Dziś trzeba się do niego przeciskać przez krzaki, a przecież kiedyś wiadukt nad stoczniową bocznicą był częścią arterii prowadzącej z Drzetowa w kierunku Niebuszewa. Pozbawiony jednego przęsła i niszczejący, stał się miejscem zabaw dzieci i spotkań przy alkoholu. W najbliższych miesiącach pozostałości żelbetowej konstrukcji znikną z okolic ul. Druckiego-Lubeckiego.

– Do końca roku wiadukt zostanie rozebrany. Podpisaliśmy umowę z wykonawcą na prace rozbiórkowe, które mają się rozpocząć z początkiem września – informuje PKP S.A.
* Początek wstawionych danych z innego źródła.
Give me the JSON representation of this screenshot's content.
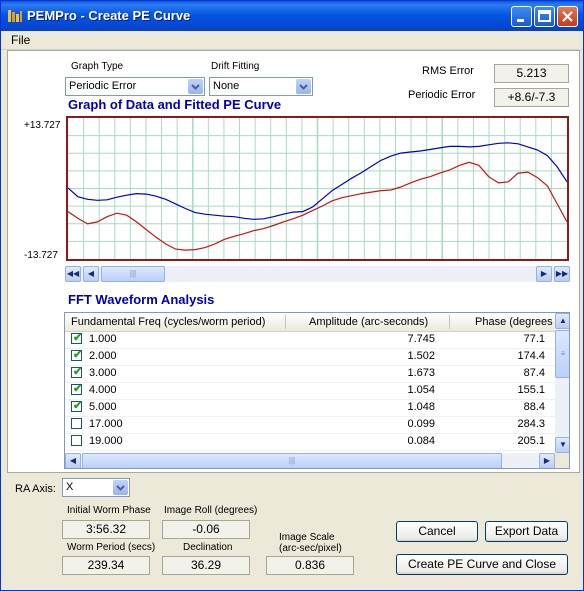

Okaleczona żelbetowa konstrukcja została wiaduktem donikąd

Wiadukt nazywany jest często przez okolicznych mieszkańców „złamanym mostem”. Według jednej z teorii brakujące przęsło zostało wysadzone przez wycofujących się z miasta Niemców. Według innej, konstrukcja przetrwała wojnę w całości, ale z uszkodzoną częścią, którą trzeba było usunąć.

Po 1945 roku w okolicy zupełnie zmienił się układ drogowy. Główną arterię poprowadzono ul. Sczanieckiej, która powstała na gruzach zniszczonych budynków. Fragment dawnej Vulcanstrasse, biegnący tuż przy kąpielisku na Gontynce (dziś stoi tam Fabryka Wody), nie był już potrzebny. Zwłaszcza, że przejazdu i tak nie było przez wyrwę w opisywanym wiadukcie nad bocznicą kolejową.

Z jednej strony wiaduktu stanęły garaże, a wokół wytyczono ogródki działkowe. Jeszcze w latach 60. między istniejącymi przęsłami istniała prowizoryczna drewniana kładka wykorzystywana przez pieszych. Później została rozebrana, a okaleczona żelbetowa konstrukcja została wiaduktem donikąd.

Przez jakiś czas przęsła łączyła jeszcze rura gazowa, po której odważniejsi (i mniej rozsądni) przechodzili nad torami. Kilka lat temu została usunięta.

Odnowiono tory, ale też zarastają

Ruiny z biegiem lat stwarzały coraz większe niebezpieczeństwo, część elementów zaczęła się osuwać. Dlatego już dawna zapadła decyzja o rozbiórce, która zostanie zrealizowana w najbliższych miesiącach.

Prowadząca dołem, odnowiona kilka lat temu, bocznica kolejowa powoli zarasta, gdyż nie jest wykorzystywana przez stocznię. Teoretycznie jednak nie ma przeszkód, by jeździły tamtędy pociągi towarowe.

Poszarpaną żelbetową konstrukcję można jeszcze zobaczyć z wiaduktu w ciągu ul. Sczanieckiej.